The first thing you should know about El Caserio is that the fruit drinks are among the best in town, icy, foamy glasses of tart guanabana or naranjilla juice and such that are quite refreshing on a hot day. The nicest of all is mora --mountain blackberry--juice, which is violent purple and which has the strong, complex vanilla/berry taste of young red wine drawn directly from a new oak barrel. Since El Caserio’s food is pretty salty, you’ll probably go through a couple of glasses at least.

There is a spicy, wonderful goat stew, sweet and concentrated, seco de chivo ; a similar stew of chicken; a nice version of the Peruvian dish lomo saltado , which involves strips of beef sauteed with onions and French fries, among other things; and a fine lentil stew, menestra , that is served with a thin, grilled steak. The shrimp dish sango de camarones revolves around a strange, thick sauce made with ground plantains and peanut butter that is probably unlike anything you have eaten before, and undoubtedly an acquired taste.

As far as South American food is known at all, llapingachos are the most famous Ecuadorean dish, what pupusas are to Salvadoran cooking or nacatamals are to Nicaraguans, the stuff that gets emigrants and former Peace Corps volunteers all weepy-eyed. Mashed-potato patties stuffed with melt-y cheese, laminated with a fried egg and served with a pile of roasted pork, llapingachos are nursery food with a pedigree, less crisp at El Caserio than at other Ecuadorean places in the Southland, and not necessarily the most exciting food unless you daub it with a whole lot of aji .

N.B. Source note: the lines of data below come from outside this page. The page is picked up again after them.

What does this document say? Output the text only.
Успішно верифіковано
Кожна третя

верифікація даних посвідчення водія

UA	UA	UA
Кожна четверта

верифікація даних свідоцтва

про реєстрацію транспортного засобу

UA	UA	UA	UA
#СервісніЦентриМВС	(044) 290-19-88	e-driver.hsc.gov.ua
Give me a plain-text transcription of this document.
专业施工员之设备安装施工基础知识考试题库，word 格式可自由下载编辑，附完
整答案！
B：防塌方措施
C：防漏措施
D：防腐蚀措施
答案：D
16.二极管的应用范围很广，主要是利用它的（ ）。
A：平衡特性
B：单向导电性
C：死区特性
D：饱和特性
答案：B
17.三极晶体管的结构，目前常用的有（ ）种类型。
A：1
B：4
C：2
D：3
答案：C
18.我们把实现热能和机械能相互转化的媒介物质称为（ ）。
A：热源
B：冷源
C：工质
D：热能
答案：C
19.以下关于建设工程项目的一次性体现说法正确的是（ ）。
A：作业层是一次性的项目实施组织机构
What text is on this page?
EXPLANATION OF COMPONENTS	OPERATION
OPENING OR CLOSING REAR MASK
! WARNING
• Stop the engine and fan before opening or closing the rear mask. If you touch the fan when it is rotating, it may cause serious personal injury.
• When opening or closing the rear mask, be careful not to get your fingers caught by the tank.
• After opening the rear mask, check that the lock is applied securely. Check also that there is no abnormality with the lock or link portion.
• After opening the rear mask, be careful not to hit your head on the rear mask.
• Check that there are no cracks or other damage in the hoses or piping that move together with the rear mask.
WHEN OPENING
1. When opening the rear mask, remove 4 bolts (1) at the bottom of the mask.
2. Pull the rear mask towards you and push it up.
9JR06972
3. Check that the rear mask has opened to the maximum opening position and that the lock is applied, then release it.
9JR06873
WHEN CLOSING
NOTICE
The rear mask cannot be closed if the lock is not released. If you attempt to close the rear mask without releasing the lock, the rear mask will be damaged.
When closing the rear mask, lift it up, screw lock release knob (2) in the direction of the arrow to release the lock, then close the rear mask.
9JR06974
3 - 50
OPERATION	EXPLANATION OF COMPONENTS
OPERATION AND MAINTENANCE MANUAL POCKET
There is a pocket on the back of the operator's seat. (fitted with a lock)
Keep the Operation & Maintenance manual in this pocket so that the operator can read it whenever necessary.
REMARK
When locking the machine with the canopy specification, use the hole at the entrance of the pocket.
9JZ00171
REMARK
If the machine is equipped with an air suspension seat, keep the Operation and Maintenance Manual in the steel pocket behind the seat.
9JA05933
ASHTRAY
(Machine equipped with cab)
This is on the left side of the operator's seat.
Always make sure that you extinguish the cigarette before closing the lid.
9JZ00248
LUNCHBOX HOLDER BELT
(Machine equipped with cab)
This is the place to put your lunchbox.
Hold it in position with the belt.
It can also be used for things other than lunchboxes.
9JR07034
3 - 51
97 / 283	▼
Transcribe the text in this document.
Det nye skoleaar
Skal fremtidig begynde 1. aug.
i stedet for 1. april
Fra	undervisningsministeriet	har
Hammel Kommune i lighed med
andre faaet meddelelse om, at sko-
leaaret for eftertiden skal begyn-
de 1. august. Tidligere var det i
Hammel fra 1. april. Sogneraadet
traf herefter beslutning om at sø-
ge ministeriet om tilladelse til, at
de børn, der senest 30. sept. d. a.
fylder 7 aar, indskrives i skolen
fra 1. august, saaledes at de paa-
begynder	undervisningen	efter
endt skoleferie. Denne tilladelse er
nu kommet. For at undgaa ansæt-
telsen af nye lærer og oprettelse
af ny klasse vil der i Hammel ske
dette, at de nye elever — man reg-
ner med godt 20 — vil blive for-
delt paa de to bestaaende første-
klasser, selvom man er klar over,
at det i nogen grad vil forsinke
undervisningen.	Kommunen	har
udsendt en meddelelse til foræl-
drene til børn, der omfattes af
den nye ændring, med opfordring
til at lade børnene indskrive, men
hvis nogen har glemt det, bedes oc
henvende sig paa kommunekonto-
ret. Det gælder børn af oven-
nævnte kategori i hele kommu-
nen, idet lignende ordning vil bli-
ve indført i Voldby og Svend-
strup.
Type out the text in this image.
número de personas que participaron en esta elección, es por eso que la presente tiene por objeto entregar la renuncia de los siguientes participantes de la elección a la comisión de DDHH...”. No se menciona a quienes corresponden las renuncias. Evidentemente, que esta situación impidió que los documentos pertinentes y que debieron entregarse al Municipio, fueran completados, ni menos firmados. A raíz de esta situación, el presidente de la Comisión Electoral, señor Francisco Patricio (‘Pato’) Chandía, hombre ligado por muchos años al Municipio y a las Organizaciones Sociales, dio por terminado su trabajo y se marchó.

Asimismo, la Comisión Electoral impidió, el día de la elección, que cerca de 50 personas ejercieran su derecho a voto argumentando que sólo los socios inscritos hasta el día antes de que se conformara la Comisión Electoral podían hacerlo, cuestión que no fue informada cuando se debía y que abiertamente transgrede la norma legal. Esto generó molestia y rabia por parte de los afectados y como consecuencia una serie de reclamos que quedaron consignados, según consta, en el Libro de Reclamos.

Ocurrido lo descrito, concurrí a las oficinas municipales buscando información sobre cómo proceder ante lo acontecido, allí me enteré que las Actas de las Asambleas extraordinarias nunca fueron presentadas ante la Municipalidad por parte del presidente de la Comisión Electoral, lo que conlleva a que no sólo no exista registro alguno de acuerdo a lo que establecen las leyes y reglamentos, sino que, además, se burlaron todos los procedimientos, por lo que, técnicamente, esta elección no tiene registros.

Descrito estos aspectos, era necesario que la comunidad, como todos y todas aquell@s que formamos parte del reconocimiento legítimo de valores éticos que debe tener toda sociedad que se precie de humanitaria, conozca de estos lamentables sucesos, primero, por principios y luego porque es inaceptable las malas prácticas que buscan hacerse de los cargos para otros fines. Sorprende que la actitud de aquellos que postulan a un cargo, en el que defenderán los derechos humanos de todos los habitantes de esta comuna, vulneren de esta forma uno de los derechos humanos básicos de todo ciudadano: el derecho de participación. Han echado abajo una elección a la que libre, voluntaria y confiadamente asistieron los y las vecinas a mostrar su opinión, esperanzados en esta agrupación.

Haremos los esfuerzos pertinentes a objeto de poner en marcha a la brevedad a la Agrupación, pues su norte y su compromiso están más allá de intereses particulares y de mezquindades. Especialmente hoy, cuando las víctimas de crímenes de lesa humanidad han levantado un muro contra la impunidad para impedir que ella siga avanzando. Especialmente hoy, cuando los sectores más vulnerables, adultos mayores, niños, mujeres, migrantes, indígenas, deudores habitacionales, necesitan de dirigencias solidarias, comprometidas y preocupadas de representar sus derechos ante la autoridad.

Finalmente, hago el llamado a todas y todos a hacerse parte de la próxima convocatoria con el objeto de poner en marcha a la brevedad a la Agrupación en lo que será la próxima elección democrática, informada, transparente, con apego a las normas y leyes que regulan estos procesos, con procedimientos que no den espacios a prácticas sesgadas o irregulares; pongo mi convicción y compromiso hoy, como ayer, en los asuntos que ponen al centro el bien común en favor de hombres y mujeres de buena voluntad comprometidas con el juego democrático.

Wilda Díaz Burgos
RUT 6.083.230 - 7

The chuchucara combination, a great, surreal corn fiesta on a plate, includes piles of boiled hominy, dense-textured popcorn and crunchy kernels of toasted corn--along with an Ande of salty, spicy roasted pork riblets--which is served as a dinner for one but seems more like a party platter for six. Get the leftovers wrapped up to go . . . you never know how long it might take to find your way back home.